Не идиллия, а какой-то мощный аккорд: солнце, ветер, куда-то несущиеся облака. Б.Н. Липкин вспоминал, что один из эскизов этой картины Левитан связывал с пушкинским стихотворением «Туча».

Последняя туча рассеянной бури!
Одна ты несешься по ясной лазури,
Одна ты наводишь унылую тень,
Одна ты печалишь ликующий день.
Ты небо недавно кругом облегала,
И молния грозно тебя обвивала;
И ты издавала таинственный гром
И алчную землю поила дождем.
Довольно, сокройся! Пора миновалась,
Земля освежилась, и буря промчалась,
И ветер, лаская листочки древес,
Тебя с успокоенных гонит небес.

Быть может, замысел этого полотна был как-то связан с участием художника в иллюстрированном издании сочинений Пушкина, предпринятом к столетию со дня рождения поэта П.П. Кончаловским. (Левитан сделал рисунки к стихам «Редеет облаков летучая гряда», «Ненастный день потух...», «К морю», «Вновь я посетил...» и «Один на ветке обнаженной трепещет запоздалый лист».)
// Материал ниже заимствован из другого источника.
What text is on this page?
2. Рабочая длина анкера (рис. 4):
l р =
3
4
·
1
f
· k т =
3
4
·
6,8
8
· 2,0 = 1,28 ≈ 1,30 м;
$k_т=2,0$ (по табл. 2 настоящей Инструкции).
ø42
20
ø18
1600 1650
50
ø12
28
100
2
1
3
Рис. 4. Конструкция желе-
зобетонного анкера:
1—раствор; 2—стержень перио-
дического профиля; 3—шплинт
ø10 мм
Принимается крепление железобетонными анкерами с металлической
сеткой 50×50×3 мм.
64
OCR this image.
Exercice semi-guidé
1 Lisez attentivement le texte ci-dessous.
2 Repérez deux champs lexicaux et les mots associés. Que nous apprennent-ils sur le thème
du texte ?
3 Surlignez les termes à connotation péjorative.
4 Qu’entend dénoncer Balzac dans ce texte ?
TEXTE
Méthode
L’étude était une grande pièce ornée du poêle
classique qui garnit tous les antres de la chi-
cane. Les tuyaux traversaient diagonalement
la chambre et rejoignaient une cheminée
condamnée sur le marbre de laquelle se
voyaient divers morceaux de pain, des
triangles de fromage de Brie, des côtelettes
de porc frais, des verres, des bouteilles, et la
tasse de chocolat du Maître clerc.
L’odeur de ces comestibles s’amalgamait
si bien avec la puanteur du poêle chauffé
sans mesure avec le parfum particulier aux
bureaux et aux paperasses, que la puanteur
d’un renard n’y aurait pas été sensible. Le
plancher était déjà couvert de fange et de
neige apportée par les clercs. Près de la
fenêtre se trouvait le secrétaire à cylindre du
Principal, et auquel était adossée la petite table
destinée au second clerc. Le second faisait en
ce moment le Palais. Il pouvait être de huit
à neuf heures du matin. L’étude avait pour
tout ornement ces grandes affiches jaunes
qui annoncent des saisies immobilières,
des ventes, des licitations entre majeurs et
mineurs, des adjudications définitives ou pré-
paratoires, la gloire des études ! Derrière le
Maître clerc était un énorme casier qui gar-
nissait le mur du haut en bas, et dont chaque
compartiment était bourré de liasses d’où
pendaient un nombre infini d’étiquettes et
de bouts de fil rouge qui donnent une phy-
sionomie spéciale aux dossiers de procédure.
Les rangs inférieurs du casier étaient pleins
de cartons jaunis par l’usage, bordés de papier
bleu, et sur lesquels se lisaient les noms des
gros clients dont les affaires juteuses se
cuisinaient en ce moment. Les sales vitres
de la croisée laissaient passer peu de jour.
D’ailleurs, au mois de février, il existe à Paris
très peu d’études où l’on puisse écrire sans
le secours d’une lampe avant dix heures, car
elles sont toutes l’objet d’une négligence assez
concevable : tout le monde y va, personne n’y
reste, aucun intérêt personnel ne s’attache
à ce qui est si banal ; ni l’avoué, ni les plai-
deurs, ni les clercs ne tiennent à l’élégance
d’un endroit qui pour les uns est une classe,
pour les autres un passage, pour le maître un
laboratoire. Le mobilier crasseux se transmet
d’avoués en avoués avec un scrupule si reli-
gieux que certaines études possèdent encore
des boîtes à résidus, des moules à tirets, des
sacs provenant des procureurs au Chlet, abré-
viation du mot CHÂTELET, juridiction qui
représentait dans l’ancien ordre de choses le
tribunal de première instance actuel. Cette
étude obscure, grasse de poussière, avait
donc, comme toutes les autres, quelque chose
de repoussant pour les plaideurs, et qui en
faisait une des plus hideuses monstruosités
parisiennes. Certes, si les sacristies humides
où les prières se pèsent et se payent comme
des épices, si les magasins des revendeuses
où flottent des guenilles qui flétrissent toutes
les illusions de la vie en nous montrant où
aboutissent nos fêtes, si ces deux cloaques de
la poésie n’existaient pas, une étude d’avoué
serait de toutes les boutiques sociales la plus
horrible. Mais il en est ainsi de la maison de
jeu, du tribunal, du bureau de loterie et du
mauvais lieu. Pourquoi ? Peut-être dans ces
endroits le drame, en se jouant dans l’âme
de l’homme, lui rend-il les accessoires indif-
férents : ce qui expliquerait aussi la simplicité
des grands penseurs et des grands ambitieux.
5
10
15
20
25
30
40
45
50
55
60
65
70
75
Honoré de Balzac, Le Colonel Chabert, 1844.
Тему «Последняя туча рассеянной бури...» он задавал своим ученикам. Но, конечно, его картина не является иллюстрацией к пушкинскому стихотворению.

«Это — Россия, какой она может быть в счастливые минуты и какой она должна и достойна быть, — говорит А. Федоров-Давыдов. — Это природа в своей шири и красоте, свидетельство того, что именно счастье и изобилие, а не бедность, смирение и страдания являются правдой жизни, ее нормой и естественным порядком вещей. Это то выражение в красоте природы, веры в будущее, утверждение достойной человека жизни, которое мы видим в творчестве Левитана, и в чем оно особенно близко и родственно творчеству его великого друга и современника А.П. Чехова».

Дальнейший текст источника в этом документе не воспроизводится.